Freitag, 7. Februar 2014

Das "Belle Lambic" vom Gasthaus LoewenThor

Schon im letzten Jahr hatte ich das Vergnügen mit einer der Bierspezialitäten aus dem Gasthaus LoewenThor in Gondelsheim bei Karlsruhe. Das Brunette double konnte durch wohlige Lakritz-Aromen punkten und schnitt dabei mit 7/10 Knusperfaktoren ziemlich gut ab. Nun widme ich mich (zum ersten Mal überhaupt in diesem Blog) einem Lambic Bier - dem Belle Lambic. Für die, die es nicht wissen ein kleiner Exkurs in die leckere Welt der Biersorten: 

Lambic Biere haben ihren Ursprung in Belgien und zeichnen sich im Wesentlichen dadurch aus, dass für die Gärung anders als bei den meisten anderen Sorten zunächst keine Reinzuchthefe zugesetzt wird. Vielmehr gilt hier das Prinzip der Spontangärung. Das bedeutet, dass ein Lambic offen gelagert wird, und die in der Luft schwebenden "wilden Hefen" für die Gärung sorgen. Eine wesentlich ungezieltere Variante der Bierherstellung, aber dafür umso spannender. Geschmacklich bildet ein Lambic Bier in der Regel fruchtig-saure Aromen aus, bleibt dabei aber meist ziemlich trocken. Gerne werden auch Früchte mitvergoren, sodass ein großer Spielraum für Geschmackskreationen bleibt.

Bei diesem Exemplar stehen allerdings keine Früchte auf der Liste, auch wenn das Etikett bildlich etwas anderes vermuten lässt. Lediglich Brauwasser, Malz, Zucker, Hopfen und die bereits erwähnte rebellische Hefe treiben hier ihr Unwesen. Dann wollen wir doch mal schauen.

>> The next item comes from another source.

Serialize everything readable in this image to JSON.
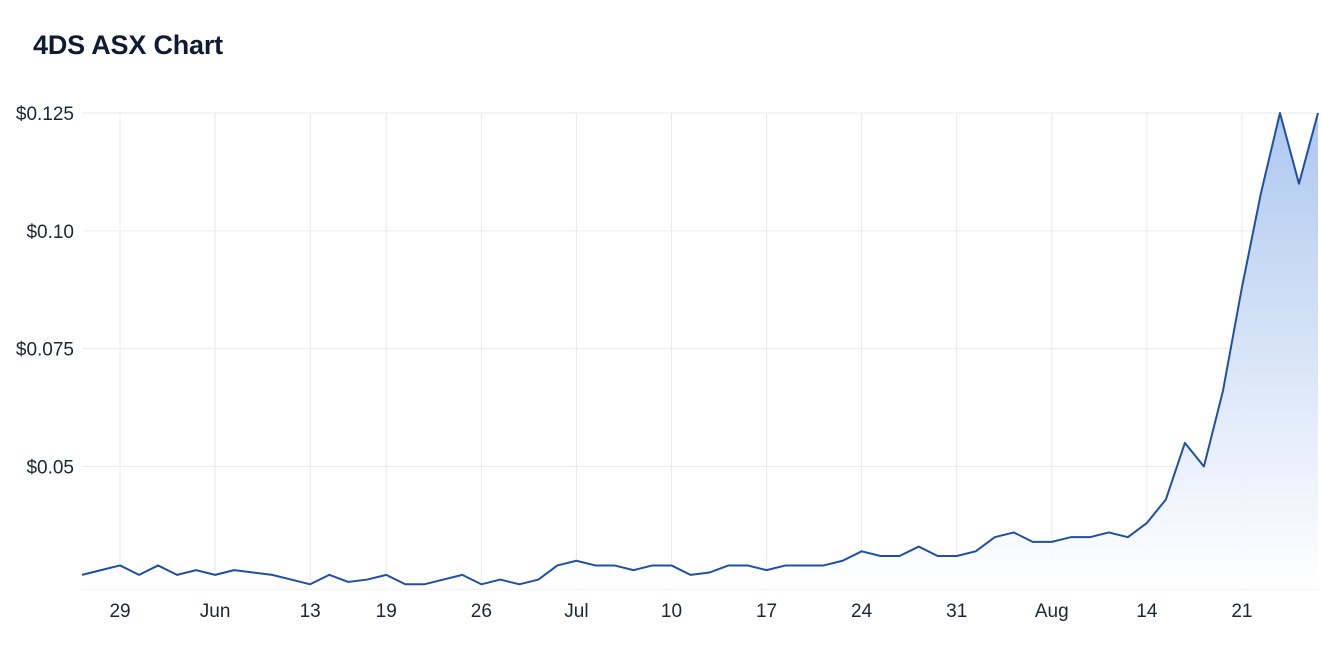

Das Bier fließt erst einmal sanft ins Glas und verhält sich dabei relativ unauffällig. Es bildet sich grobporiger Schaum, welcher zusammen mit einem trüben rot-orange und dem Geruch von vergorenen Herbstfrüchten ziemlich an Apfelwein erinnert. Ich weiß, eben habe ich erwähnt, dass keine Früchte auf der Liste stehen, aber es riecht wirklich sehr nach Apfelwein. Dass der Schaum dann doch recht schnell verschwindet liegt wahrscheinlich am niedrigen Kohlensäuregehalt, was ebenfalls typisch Lambic wäre. Mal sehen, was der erste Schluck verrät.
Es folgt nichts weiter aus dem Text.